Traditionally, one of the best parts of Halloween is putting on a costume, which means adopting another identity—splitting your personality, if you will.
Some, however, are lucky enough to not have to dress up to discover their doppelganger. Whether it’s because their egos are so large that one normal identity can’t contain them, or a demon has been unleashed inside of them or they’re just bored. Everyone from the most famous celebrities to mere students have fallen under the curse of multiple personality disorder.

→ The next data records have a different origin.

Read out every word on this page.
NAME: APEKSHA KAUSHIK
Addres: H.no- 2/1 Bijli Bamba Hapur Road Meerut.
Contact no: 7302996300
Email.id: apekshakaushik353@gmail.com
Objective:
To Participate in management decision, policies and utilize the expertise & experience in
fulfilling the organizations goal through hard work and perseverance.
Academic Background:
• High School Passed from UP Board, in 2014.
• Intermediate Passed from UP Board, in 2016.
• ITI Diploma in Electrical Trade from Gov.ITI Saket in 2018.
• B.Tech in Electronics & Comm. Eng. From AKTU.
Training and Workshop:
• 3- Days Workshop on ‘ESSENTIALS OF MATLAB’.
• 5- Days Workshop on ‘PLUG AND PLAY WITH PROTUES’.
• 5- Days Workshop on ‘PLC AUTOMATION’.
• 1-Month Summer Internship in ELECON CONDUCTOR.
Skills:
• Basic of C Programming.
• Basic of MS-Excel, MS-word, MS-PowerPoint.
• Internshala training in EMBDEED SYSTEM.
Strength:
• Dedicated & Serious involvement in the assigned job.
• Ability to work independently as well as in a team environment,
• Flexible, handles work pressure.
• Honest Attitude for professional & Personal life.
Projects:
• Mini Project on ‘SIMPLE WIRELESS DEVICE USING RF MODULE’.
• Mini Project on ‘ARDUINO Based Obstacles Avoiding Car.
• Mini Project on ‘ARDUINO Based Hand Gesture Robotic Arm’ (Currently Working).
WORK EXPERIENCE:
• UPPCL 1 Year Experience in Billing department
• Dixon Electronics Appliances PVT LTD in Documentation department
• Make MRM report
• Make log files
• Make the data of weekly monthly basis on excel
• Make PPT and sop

Jekyll and Hyde were the trendsetters, the Madonnas of schizophrenia. Theirs is a rare case of physical transformation, unless you include early and late Barry Bonds. Today’s popular music is rife with the phenomenon: there’s Beyonce, turned by a post-“Crazy in Love” explosion into the demonic and less talented Sasha Fierce. There’s regular, everyday sweetheart Miley Cyrus (she’s just this girl that’s rocking kicks!) and superstar blonde Hannah Montana, famous for a kids’ TV show and not posing for Annie Leibovitz. If you didn’t get the reference the first time, T.I. became T.I.P., pitting self against self. Wonder what kind of envy Freud would call that.
Bowie’s a good one. He was David Bowie, Ziggy Stardust—homosexual space alien—and the Thin White Duke, a period in which he supposedly doesn’t remember because of all the coke (doubt anyone here could relate to that). Some bridge their personalities within genre, but Joaquin Phoenix made the unprecedented move from actor to rapper/full-time beard. Think showers in those sunglasses? Does he shower?
What mysteries do these personalities procure? Who else has an evil twin that goes bump in the night? And might they even be other Duke students, even your own roommate? We here at recess know of at least one: our editor, Andrew Hibbard, who moonlights as radio personality Ira Glass. Some people don’t need Halloween costumes.